ECONOMIA

Startups ganham força na região de Sorocaba

Conceito que ganhou força com a internet, as startups avançam na região de Sorocaba, considerada como um dos melhores ambientes para esse tipo de empreendimento. Na cidade, segundo resultado de um estudo colaborativo, em que os próprios empresários podem se cadastrar no site (www.mapeamento.startupsorocaba.com), já funcionam cerca de 80 empresas que atuam nos mais variados segmentos com esse propósito.

 

As startups são gerenciadas por pessoas que trabalham com ideias para otimizar e monetarizar (gerar receita) negócios já estabelecidos ou que venham a ser implantados.

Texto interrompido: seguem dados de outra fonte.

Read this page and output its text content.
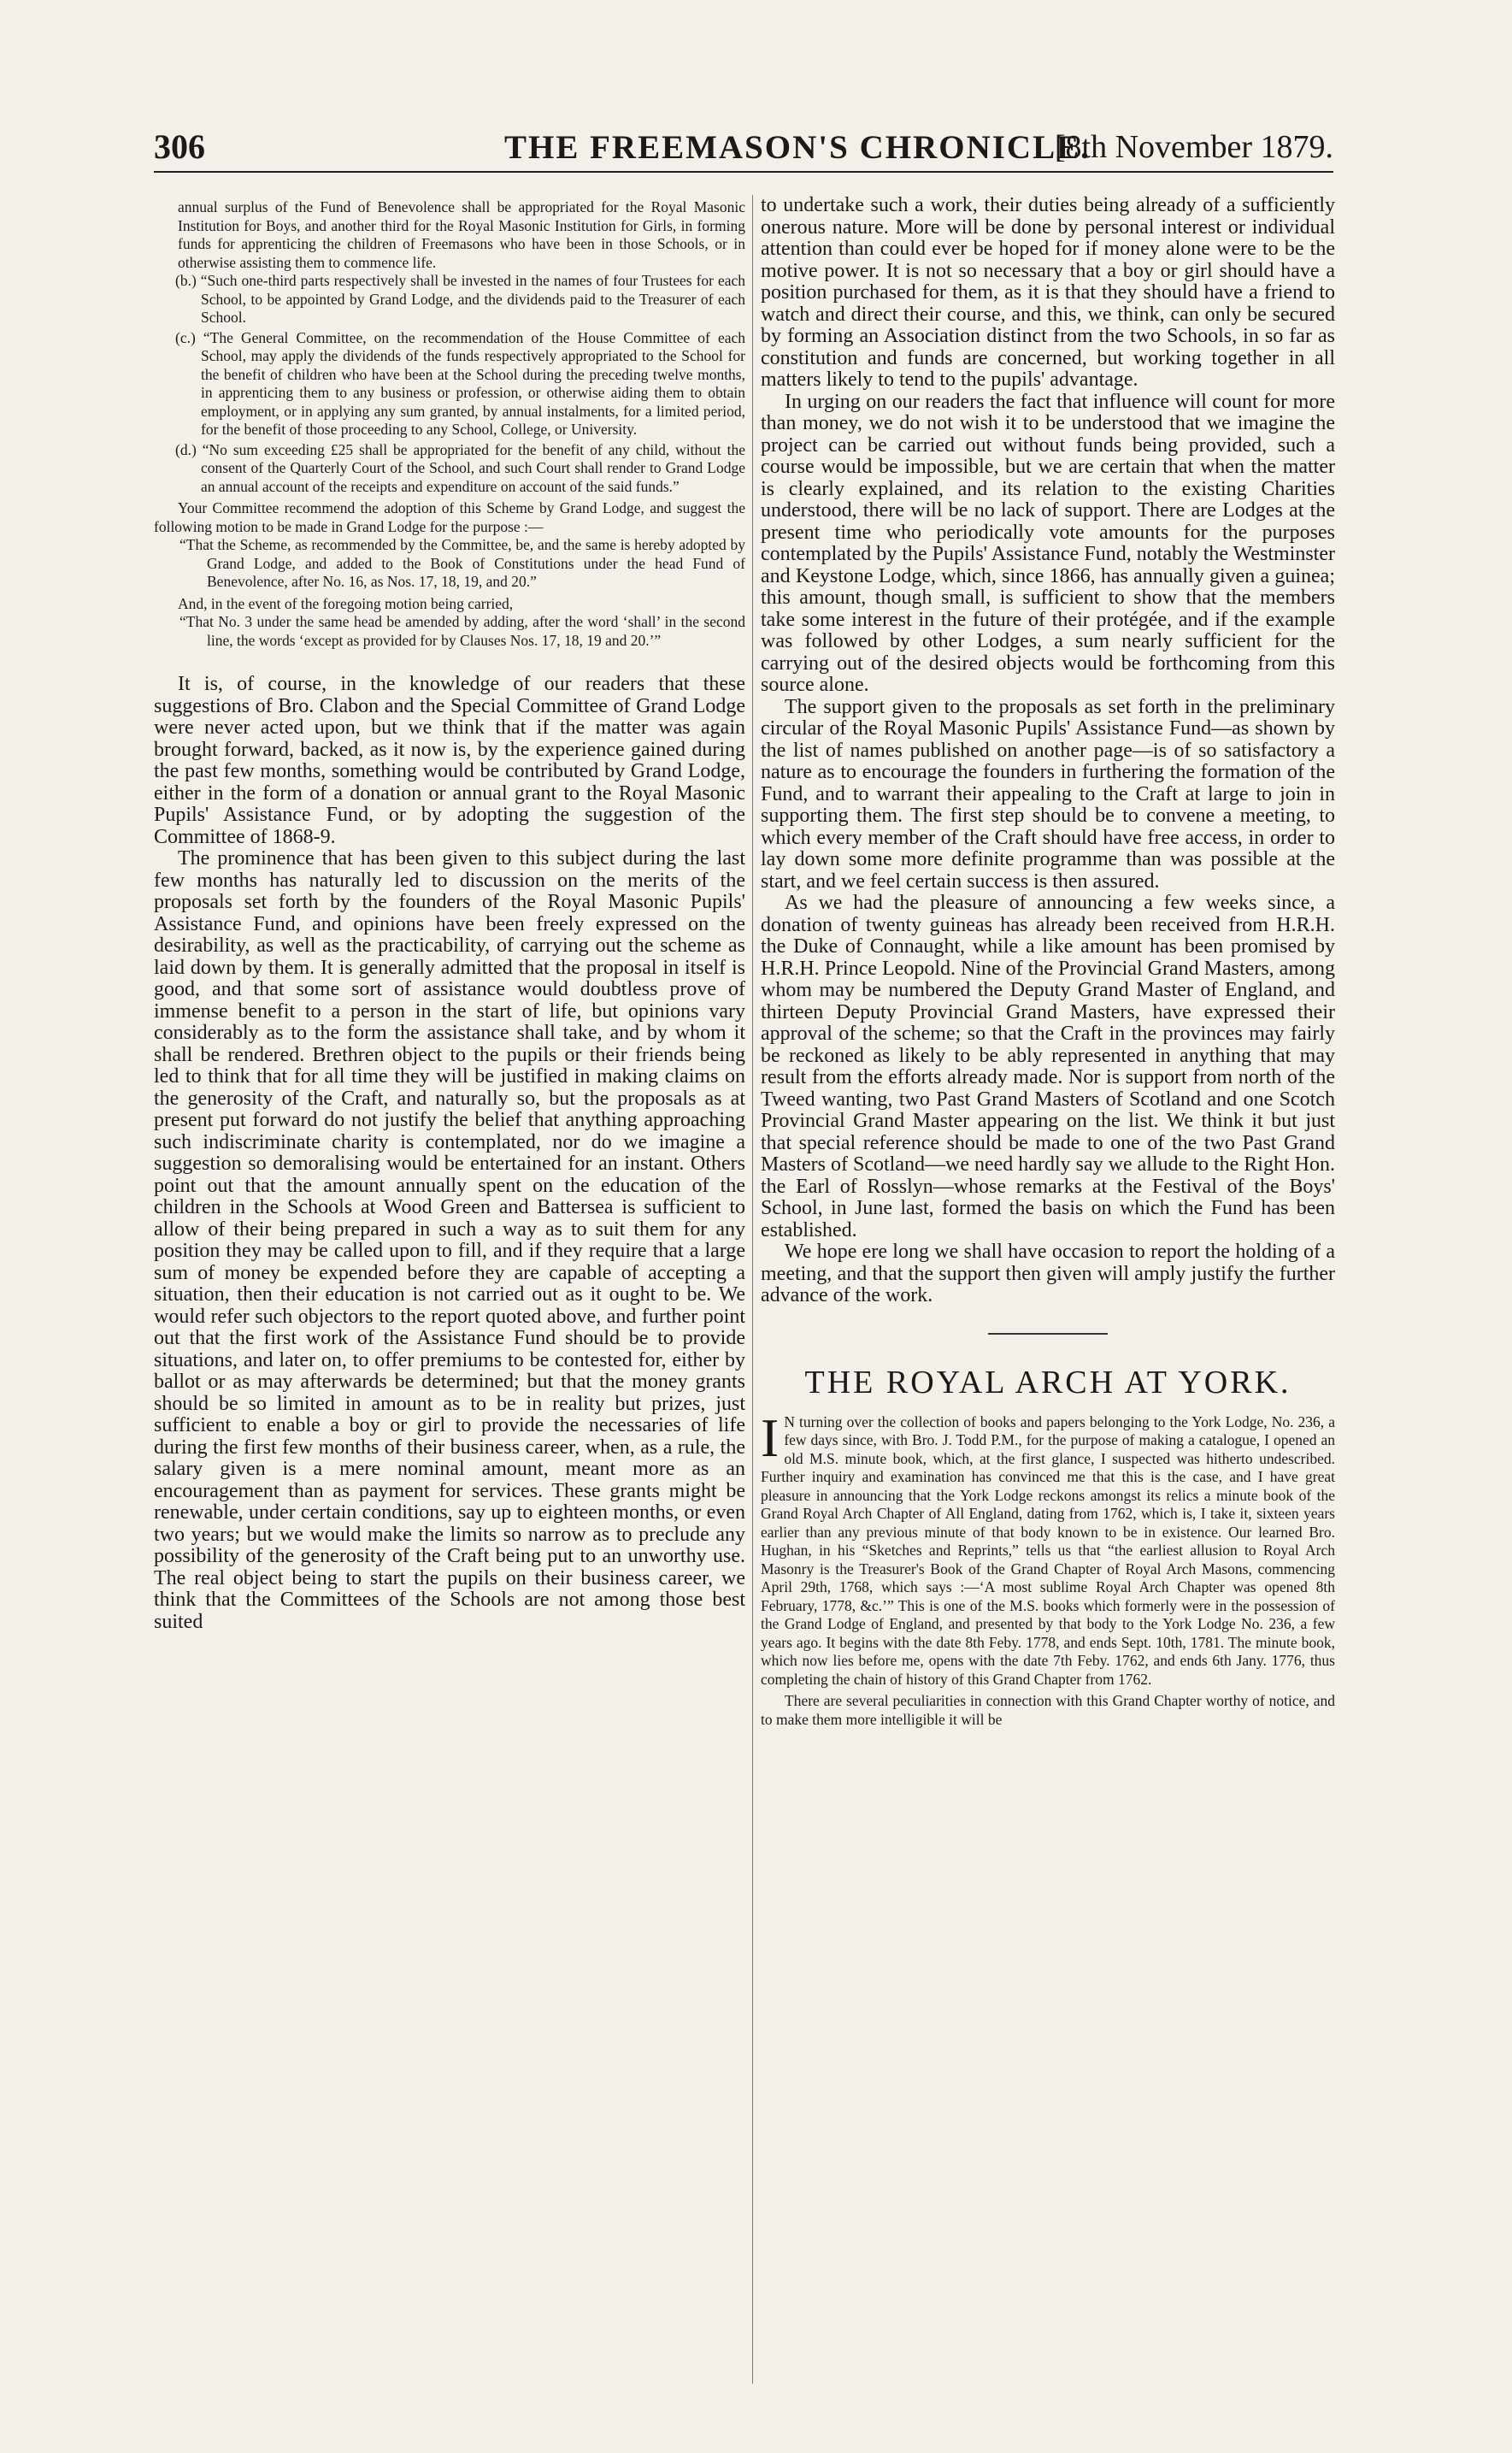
306	THE FREEMASON'S CHRONICLE.
[8th November 1879.

annual surplus of the Fund of Benevolence shall be appropriated for the Royal Masonic Institution for Boys, and another third for the Royal Masonic Institution for Girls, in forming funds for apprenticing the children of Freemasons who have been in those Schools, or in otherwise assisting them to commence life.

(b.) “Such one-third parts respectively shall be invested in the names of four Trustees for each School, to be appointed by Grand Lodge, and the dividends paid to the Treasurer of each School.

(c.) “The General Committee, on the recommendation of the House Committee of each School, may apply the dividends of the funds respectively appropriated to the School for the benefit of children who have been at the School during the preceding twelve months, in apprenticing them to any business or profession, or otherwise aiding them to obtain employment, or in applying any sum granted, by annual instalments, for a limited period, for the benefit of those proceeding to any School, College, or University.

(d.) “No sum exceeding £25 shall be appropriated for the benefit of any child, without the consent of the Quarterly Court of the School, and such Court shall render to Grand Lodge an annual account of the receipts and expenditure on account of the said funds.”

Your Committee recommend the adoption of this Scheme by Grand Lodge, and suggest the following motion to be made in Grand Lodge for the purpose :—

“That the Scheme, as recommended by the Committee, be, and the same is hereby adopted by Grand Lodge, and added to the Book of Constitutions under the head Fund of Benevolence, after No. 16, as Nos. 17, 18, 19, and 20.”

And, in the event of the foregoing motion being carried,

“That No. 3 under the same head be amended by adding, after the word ‘shall’ in the second line, the words ‘except as provided for by Clauses Nos. 17, 18, 19 and 20.’”

It is, of course, in the knowledge of our readers that these suggestions of Bro. Clabon and the Special Committee of Grand Lodge were never acted upon, but we think that if the matter was again brought forward, backed, as it now is, by the experience gained during the past few months, something would be contributed by Grand Lodge, either in the form of a donation or annual grant to the Royal Masonic Pupils' Assistance Fund, or by adopting the suggestion of the Committee of 1868-9.

The prominence that has been given to this subject during the last few months has naturally led to discussion on the merits of the proposals set forth by the founders of the Royal Masonic Pupils' Assistance Fund, and opinions have been freely expressed on the desirability, as well as the practicability, of carrying out the scheme as laid down by them. It is generally admitted that the proposal in itself is good, and that some sort of assistance would doubtless prove of immense benefit to a person in the start of life, but opinions vary considerably as to the form the assistance shall take, and by whom it shall be rendered. Brethren object to the pupils or their friends being led to think that for all time they will be justified in making claims on the generosity of the Craft, and naturally so, but the proposals as at present put forward do not justify the belief that anything approaching such indiscriminate charity is contemplated, nor do we imagine a suggestion so demoralising would be entertained for an instant. Others point out that the amount annually spent on the education of the children in the Schools at Wood Green and Battersea is sufficient to allow of their being prepared in such a way as to suit them for any position they may be called upon to fill, and if they require that a large sum of money be expended before they are capable of accepting a situation, then their education is not carried out as it ought to be. We would refer such objectors to the report quoted above, and further point out that the first work of the Assistance Fund should be to provide situations, and later on, to offer premiums to be contested for, either by ballot or as may afterwards be determined; but that the money grants should be so limited in amount as to be in reality but prizes, just sufficient to enable a boy or girl to provide the necessaries of life during the first few months of their business career, when, as a rule, the salary given is a mere nominal amount, meant more as an encouragement than as payment for services. These grants might be renewable, under certain conditions, say up to eighteen months, or even two years; but we would make the limits so narrow as to preclude any possibility of the generosity of the Craft being put to an unworthy use. The real object being to start the pupils on their business career, we think that the Committees of the Schools are not among those best suited

to undertake such a work, their duties being already of a sufficiently onerous nature. More will be done by personal interest or individual attention than could ever be hoped for if money alone were to be the motive power. It is not so necessary that a boy or girl should have a position purchased for them, as it is that they should have a friend to watch and direct their course, and this, we think, can only be secured by forming an Association distinct from the two Schools, in so far as constitution and funds are concerned, but working together in all matters likely to tend to the pupils' advantage.

In urging on our readers the fact that influence will count for more than money, we do not wish it to be understood that we imagine the project can be carried out without funds being provided, such a course would be impossible, but we are certain that when the matter is clearly explained, and its relation to the existing Charities understood, there will be no lack of support. There are Lodges at the present time who periodically vote amounts for the purposes contemplated by the Pupils' Assistance Fund, notably the Westminster and Keystone Lodge, which, since 1866, has annually given a guinea; this amount, though small, is sufficient to show that the members take some interest in the future of their protégée, and if the example was followed by other Lodges, a sum nearly sufficient for the carrying out of the desired objects would be forthcoming from this source alone.

The support given to the proposals as set forth in the preliminary circular of the Royal Masonic Pupils' Assistance Fund—as shown by the list of names published on another page—is of so satisfactory a nature as to encourage the founders in furthering the formation of the Fund, and to warrant their appealing to the Craft at large to join in supporting them. The first step should be to convene a meeting, to which every member of the Craft should have free access, in order to lay down some more definite programme than was possible at the start, and we feel certain success is then assured.

As we had the pleasure of announcing a few weeks since, a donation of twenty guineas has already been received from H.R.H. the Duke of Connaught, while a like amount has been promised by H.R.H. Prince Leopold. Nine of the Provincial Grand Masters, among whom may be numbered the Deputy Grand Master of England, and thirteen Deputy Provincial Grand Masters, have expressed their approval of the scheme; so that the Craft in the provinces may fairly be reckoned as likely to be ably represented in anything that may result from the efforts already made. Nor is support from north of the Tweed wanting, two Past Grand Masters of Scotland and one Scotch Provincial Grand Master appearing on the list. We think it but just that special reference should be made to one of the two Past Grand Masters of Scotland—we need hardly say we allude to the Right Hon. the Earl of Rosslyn—whose remarks at the Festival of the Boys' School, in June last, formed the basis on which the Fund has been established.

We hope ere long we shall have occasion to report the holding of a meeting, and that the support then given will amply justify the further advance of the work.

THE ROYAL ARCH AT YORK.

I N turning over the collection of books and papers belonging to the York Lodge, No. 236, a few days since, with Bro. J. Todd P.M., for the purpose of making a catalogue, I opened an old M.S. minute book, which, at the first glance, I suspected was hitherto undescribed. Further inquiry and examination has convinced me that this is the case, and I have great pleasure in announcing that the York Lodge reckons amongst its relics a minute book of the Grand Royal Arch Chapter of All England, dating from 1762, which is, I take it, sixteen years earlier than any previous minute of that body known to be in existence. Our learned Bro. Hughan, in his “Sketches and Reprints,” tells us that “the earliest allusion to Royal Arch Masonry is the Treasurer's Book of the Grand Chapter of Royal Arch Masons, commencing April 29th, 1768, which says :—‘A most sublime Royal Arch Chapter was opened 8th February, 1778, &c.’” This is one of the M.S. books which formerly were in the possession of the Grand Lodge of England, and presented by that body to the York Lodge No. 236, a few years ago. It begins with the date 8th Feby. 1778, and ends Sept. 10th, 1781. The minute book, which now lies before me, opens with the date 7th Feby. 1762, and ends 6th Jany. 1776, thus completing the chain of history of this Grand Chapter from 1762.

There are several peculiarities in connection with this Grand Chapter worthy of notice, and to make them more intelligible it will be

O funcionamento e as vantagens que agregam foram abordados num dos painéis do V CEO Fórum, evento realizado quinta-feira no shopping Iguatemi Esplanada, em Sorocaba.

 

O encontro, primeiro do gênero de alcance metropolitano (foi planejado também para discutir o potencial existente dentro dos municípios que compõem a Região Metropolitana de Sorocaba - RMS) discutiu alternativas de empreendedorismo e reforçou a importância e a necessidade de se apostar na inovação.

 

O diretor-executivo do Grupo Panna e um dos realizadores do evento, Waldir Bastos, afirma que acompanhar a evolução tecnológica e, sobretudo, aplicá-la enquanto ferramenta de gestão tornou-se uma necessidade na atual conjuntura. "Não se pode mais ficar indiferente ao que acontece. Se antes, a preocupação de quem empreende tinha outro foco, agora é mais do que imperioso ampliar os horizontes e pelo menos se permitir conhecer modelos e paradigmas diferenciados, até como estratégia de sobrevivência empresarial", considera.

 

Não existem, por enquanto, números que dimensionem o quanto esse mercado movimenta no Brasil. Um censo é elaborado para esclarecer essa e outras questões relacionadas ao setor. O que se sabe é que quem apostou e estabeleceu parcerias não tem exatamente do que reclamar.

 

 

Crise

 

"O segmento das startups desconhece os efeitos da crise", diz Bastos. Essa também é a opinião de Joe Yaqub Khzouz, CEO da BKO, uma das maiores incorporadoras imobiliárias do Estado. Ele afirma que as perspectivas futuras são bastante animadoras. "Existe um terreno muito fértil para ser trabalhado e as oportunidades procuram quem se dispõe a empreender." Para o executivo, ainda é tempo de apostar no novo. "Sempre existirão nichos para serem prospectados. A questão é ter foco e correr atrás".

 

Especialista em startups, Carlos Mello, da 4 Legacy Consultoria e Participações, atribuiu o sucesso da empreitada ao ânimo injetado pelos jovens que estão no comando das ações. "Essa geração que hoje desenvolve o empreendedorismo criativo tem muito a oferecer", diz Mello.

 

Ele observa que a resistência à mudança decorre, em alguns casos, do entendimento que alguns insistem em defender de que conduzir os negócios do mesmo modo seria mais seguro. "O Vale do Silício, nos Estados Unidos, também levou um certo tempo até se firmar como polo de produção de conhecimento científico. Nós também podemos chegar lá", reconhece.

 

O fórum reuniu, além de Carlos Mello, especialistas de diferentes áreas de atuação e foi aberto com a palestra de Pedro Veras, engenheiro e administrador de empresas, presidente do conselho de condôminos do Shopping Iguatemi São Paulo; seguido por Fábio Trigo, executivo de negócios, marketing, vendas e planejamento estratégico, sócio da GT Consulting; Luís Rasquilha, CEO da Inova Consulting; e Joe Khzouz, fundador e presidente da BKO Incorporadora e Construtora.